For those who only knew combat robotics through the short-lived cult hit Battlebots on Comedy Central, you may be surprised to know that robot wars are still prosecuted in battleboxes all over our Big Blue Marble. One can only hope that, in this IPTV world, fans of bot-on-bot action can find more ready access to this 21st century take on the contact sport. (Hey TiVo: How about deep sixing that unwatchable Rocketboom and give us BotBash instead!?)

One recent event was tthe 4th Annual National Championship of the Robot Fighting League and the ComBots Cup, held at that mecca for robotic combat, San Francisco’s Ft. Mason. Robot magazine has some really nice photo essays and a report on the event on their website. Also be sure to check out the Combots site for additional coverage and video of the event.

Net Journalist Busks for Story

Here’s something interesting. Blogger Josh Ellis, of Zenarchery, wants to go to the Trinity test site in New Mexico the next time they make the site open to the public (in early April). And he wants US to send him there to write a story about it. He’s taking donations via PayPal and BitPass. He’s looking for US$500. If he gets it, he’ll go and do a story. If he gets less, he’ll donate the money to Witness, an international human rights org.

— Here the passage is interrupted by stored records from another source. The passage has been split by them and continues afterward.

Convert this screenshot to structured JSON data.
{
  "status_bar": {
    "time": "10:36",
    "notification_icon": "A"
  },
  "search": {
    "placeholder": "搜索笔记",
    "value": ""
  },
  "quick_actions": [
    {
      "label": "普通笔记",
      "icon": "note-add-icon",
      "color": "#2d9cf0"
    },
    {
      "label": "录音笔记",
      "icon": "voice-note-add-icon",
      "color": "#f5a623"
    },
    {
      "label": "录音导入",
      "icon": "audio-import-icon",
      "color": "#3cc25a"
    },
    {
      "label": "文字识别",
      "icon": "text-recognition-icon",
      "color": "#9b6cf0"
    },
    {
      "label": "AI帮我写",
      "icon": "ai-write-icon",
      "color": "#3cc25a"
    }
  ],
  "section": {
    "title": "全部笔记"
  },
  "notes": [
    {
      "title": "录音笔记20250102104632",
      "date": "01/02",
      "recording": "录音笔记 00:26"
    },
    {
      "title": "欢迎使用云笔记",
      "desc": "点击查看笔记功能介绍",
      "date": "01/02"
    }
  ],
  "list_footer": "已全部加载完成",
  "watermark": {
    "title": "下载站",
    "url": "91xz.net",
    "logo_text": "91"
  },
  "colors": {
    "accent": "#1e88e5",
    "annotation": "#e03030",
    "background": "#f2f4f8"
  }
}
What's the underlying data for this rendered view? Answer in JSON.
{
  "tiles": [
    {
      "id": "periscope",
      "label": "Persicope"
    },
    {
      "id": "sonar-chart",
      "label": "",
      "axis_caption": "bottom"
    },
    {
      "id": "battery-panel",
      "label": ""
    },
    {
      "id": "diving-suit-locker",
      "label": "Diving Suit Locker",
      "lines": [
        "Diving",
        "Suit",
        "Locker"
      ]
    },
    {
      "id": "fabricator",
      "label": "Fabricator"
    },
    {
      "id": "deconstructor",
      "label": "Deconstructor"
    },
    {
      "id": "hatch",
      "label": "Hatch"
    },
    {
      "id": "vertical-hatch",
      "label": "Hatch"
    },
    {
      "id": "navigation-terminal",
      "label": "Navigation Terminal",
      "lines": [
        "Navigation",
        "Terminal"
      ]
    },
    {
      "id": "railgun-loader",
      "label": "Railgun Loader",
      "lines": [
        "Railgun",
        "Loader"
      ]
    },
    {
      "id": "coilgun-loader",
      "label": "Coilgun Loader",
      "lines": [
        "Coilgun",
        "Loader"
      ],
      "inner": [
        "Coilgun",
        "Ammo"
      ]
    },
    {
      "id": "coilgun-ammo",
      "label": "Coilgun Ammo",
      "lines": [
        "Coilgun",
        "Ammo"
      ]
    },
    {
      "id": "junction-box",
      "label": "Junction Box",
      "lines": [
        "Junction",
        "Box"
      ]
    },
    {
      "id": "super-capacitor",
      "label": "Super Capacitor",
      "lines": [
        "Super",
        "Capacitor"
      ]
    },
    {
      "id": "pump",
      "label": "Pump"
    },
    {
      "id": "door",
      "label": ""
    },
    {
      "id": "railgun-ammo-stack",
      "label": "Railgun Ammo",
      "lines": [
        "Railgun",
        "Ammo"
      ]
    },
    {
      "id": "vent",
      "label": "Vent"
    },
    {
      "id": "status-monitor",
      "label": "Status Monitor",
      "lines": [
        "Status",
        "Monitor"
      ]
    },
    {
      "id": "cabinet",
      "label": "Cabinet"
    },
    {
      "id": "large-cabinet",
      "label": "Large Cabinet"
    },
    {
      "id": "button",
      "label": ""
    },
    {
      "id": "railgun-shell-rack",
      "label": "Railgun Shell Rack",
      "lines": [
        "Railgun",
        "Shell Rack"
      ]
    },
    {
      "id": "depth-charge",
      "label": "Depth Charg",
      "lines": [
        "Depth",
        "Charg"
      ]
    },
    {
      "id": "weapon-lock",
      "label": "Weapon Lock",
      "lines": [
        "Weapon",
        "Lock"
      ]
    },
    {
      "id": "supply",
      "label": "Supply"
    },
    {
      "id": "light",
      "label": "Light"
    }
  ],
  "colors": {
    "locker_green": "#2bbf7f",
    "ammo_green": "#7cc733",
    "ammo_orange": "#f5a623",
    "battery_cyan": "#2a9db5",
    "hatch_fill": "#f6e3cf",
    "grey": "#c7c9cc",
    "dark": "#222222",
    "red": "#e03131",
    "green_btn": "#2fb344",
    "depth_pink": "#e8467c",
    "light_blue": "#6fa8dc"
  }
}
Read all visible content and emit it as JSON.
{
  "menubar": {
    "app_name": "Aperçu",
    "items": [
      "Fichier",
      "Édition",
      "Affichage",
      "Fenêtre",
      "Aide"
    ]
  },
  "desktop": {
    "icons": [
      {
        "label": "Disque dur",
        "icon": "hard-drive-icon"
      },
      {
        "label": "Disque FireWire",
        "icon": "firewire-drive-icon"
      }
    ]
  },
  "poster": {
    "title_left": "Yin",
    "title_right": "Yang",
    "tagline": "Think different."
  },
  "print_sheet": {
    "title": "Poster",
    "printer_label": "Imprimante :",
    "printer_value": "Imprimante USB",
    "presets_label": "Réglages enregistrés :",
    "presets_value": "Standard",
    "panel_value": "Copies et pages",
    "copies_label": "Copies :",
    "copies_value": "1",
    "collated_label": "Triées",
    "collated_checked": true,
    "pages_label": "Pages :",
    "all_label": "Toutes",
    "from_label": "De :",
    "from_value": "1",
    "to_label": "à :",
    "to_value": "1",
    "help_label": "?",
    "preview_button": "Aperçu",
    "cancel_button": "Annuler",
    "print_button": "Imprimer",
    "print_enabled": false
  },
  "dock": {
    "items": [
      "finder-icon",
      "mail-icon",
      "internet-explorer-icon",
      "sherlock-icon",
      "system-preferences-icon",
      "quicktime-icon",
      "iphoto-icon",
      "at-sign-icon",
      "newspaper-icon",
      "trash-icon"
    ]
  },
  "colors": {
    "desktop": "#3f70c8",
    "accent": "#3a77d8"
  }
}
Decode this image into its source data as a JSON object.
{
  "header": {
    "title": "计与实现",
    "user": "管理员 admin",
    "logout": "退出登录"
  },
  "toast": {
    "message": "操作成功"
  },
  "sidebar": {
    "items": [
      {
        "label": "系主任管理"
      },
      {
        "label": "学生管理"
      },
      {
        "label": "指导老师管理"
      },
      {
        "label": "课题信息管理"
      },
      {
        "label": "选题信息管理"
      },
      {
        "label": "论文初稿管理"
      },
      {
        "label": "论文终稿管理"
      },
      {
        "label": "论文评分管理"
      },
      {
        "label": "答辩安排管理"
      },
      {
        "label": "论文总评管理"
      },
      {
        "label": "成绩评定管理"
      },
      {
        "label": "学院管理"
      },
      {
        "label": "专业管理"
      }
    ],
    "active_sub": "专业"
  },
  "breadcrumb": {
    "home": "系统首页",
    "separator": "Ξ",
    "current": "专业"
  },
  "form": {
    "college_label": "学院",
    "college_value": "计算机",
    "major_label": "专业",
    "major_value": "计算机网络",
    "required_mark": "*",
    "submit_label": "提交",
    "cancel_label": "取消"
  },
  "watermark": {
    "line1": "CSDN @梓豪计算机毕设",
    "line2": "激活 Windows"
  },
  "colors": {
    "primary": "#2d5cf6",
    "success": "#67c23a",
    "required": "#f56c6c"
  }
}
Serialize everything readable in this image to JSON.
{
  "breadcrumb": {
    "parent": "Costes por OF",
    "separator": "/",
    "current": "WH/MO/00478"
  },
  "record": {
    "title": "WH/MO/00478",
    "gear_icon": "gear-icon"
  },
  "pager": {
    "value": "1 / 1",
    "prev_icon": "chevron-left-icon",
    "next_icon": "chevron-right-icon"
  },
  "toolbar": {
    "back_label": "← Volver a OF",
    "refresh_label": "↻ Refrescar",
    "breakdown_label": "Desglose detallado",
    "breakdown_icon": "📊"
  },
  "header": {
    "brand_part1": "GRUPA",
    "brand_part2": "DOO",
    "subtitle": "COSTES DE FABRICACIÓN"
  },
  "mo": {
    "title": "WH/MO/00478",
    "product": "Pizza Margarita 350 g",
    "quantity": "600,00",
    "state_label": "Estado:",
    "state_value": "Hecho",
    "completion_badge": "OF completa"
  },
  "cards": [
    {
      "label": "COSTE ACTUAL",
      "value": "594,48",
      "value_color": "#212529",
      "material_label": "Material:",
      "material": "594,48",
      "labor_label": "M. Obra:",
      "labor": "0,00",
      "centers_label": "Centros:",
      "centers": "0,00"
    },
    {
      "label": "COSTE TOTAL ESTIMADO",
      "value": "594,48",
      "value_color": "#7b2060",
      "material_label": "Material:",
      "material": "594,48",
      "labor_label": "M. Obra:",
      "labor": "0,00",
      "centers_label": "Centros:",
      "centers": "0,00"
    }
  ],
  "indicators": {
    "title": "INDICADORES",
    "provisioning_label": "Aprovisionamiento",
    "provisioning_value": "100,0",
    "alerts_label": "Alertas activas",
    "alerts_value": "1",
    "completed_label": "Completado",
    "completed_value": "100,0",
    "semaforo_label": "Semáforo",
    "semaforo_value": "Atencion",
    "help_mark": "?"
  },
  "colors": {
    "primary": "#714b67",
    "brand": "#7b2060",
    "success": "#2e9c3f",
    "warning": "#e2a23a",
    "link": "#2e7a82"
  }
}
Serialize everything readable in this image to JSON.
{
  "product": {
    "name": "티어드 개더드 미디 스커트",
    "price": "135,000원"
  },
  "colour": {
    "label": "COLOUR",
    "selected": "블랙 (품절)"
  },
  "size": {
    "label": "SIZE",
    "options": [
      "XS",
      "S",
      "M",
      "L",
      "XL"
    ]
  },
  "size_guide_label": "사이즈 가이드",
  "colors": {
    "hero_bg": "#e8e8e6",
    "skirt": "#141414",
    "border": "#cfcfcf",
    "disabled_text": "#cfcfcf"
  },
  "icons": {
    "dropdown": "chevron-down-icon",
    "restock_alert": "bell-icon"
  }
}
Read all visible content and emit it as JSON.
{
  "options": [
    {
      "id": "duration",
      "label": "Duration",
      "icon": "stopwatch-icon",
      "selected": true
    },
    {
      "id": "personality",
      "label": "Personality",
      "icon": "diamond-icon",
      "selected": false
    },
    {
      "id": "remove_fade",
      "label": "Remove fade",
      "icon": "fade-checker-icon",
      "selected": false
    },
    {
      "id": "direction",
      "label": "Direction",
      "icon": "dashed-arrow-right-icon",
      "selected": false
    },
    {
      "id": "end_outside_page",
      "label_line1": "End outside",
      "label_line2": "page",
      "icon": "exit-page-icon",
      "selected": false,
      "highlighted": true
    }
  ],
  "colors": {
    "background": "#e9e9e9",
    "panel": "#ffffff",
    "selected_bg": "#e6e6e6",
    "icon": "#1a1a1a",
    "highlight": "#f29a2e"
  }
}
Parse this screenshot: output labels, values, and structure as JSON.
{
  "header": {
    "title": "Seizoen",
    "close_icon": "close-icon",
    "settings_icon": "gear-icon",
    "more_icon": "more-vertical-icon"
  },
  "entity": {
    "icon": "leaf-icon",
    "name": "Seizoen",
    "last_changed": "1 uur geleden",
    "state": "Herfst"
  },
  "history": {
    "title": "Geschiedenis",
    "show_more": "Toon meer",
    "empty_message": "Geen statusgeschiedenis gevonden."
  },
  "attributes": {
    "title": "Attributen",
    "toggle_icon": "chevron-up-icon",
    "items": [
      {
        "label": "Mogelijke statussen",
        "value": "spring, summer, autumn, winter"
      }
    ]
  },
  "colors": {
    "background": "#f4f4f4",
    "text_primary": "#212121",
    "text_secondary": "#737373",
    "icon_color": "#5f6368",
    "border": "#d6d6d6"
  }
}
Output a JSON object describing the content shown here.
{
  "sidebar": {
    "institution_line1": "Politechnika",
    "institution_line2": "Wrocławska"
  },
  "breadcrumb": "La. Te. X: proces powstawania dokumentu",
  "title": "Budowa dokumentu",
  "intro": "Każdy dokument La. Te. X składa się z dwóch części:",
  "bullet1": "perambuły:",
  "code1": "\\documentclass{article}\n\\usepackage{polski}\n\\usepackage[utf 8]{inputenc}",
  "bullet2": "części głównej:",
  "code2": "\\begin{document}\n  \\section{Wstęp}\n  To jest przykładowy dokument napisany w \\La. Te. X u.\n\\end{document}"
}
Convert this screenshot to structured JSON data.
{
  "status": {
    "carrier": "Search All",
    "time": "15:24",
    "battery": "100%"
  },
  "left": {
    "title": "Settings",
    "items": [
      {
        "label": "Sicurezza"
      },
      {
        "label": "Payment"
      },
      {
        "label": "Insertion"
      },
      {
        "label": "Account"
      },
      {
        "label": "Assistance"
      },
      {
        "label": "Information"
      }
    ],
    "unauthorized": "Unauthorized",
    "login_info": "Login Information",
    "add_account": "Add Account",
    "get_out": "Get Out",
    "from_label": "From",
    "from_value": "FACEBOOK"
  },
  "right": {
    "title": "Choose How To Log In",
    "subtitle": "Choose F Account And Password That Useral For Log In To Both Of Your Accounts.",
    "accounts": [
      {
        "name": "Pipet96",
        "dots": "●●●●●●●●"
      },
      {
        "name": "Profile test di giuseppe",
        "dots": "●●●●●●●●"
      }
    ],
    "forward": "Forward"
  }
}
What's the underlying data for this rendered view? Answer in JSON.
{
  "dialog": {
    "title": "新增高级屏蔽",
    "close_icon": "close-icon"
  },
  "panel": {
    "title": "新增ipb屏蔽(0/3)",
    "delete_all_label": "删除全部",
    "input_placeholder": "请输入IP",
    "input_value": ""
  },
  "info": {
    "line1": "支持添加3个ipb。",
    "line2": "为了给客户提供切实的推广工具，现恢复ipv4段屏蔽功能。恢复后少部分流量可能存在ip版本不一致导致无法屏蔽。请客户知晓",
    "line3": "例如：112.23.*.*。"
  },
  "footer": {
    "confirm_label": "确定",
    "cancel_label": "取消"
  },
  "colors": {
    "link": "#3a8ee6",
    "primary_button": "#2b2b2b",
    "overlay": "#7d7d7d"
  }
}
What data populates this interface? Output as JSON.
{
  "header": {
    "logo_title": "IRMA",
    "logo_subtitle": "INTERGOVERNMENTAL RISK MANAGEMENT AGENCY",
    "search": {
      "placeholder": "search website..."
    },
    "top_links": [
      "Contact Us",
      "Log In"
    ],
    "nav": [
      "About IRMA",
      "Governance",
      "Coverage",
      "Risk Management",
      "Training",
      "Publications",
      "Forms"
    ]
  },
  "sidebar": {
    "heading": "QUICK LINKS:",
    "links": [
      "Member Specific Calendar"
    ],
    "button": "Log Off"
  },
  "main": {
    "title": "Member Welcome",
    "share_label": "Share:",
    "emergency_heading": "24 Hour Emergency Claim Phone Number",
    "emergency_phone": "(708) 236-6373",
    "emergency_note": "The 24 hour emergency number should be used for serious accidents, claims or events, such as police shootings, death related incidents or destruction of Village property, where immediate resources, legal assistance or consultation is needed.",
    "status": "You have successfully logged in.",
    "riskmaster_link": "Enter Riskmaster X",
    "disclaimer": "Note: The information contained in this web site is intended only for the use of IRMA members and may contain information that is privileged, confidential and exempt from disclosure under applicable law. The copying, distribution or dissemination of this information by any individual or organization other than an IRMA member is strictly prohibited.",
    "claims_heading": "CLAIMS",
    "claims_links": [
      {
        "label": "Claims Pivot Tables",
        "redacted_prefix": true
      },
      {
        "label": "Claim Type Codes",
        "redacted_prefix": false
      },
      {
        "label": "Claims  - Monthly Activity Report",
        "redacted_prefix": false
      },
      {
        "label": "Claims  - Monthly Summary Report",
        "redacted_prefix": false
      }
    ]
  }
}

For the money, we get a minimum 2500-word essay on the site, the Manhattan Project, the Bomb, etc. from an “award-winning journalist,” many photos, maybe some video, all posted on his site under a Creative Commons license. He’s already up to $205. I love this. I hope it happens.

Neuro-Chips Grow Ever Closer

When I wrote The Desire to Be Wired for Wired 1.04 (in 1993!), a group of biomed engineers at Stanford had recently managed to grow rat brain nerve bundles into a silicon array. It was an amazing feat, but it was a passive interface. The next step was figuring out how to get the hardware and the wetware to talk to each other, to exchange usable signals. Thanks to researchers at the University of Padua in Italy, we’re a step closer to this kind of man-machine interface, a technology that holds promise for things like the treatment of neurological disorders.

The Italian science team was able to grow rat brain cells onto a silicon chip with 16,000 transistors and hundreds of capacitors on it. And most amazingly, they were able to pass electrical signals from the neurons to the silicon array’s transistors and to use the power in the capacitors to stimulate the neurons. That’s communication, baby! Now that’s a long way off from hardware and wetware really understanding each other (we’re sort of at the level of caveman grunting), but there are some nearterm applications, such as using neuro-chips to test the effect that new drugs have on brain function.

Thanks, Alberto!

Two-Tuner Series 2 TiVos

Zatz is reporting that two new Series 2 TiVo models have surfaced on Amazon and other e-tailers that sport two TV tuners and Ethernet capability.

The 80-hour model (TCD649080) will retail for US$249 and a 180-hour unit (TCD649180) for $349. No High-Def or CableCARD in these, we’ll have to wait for the Series 3, due this fall, for that.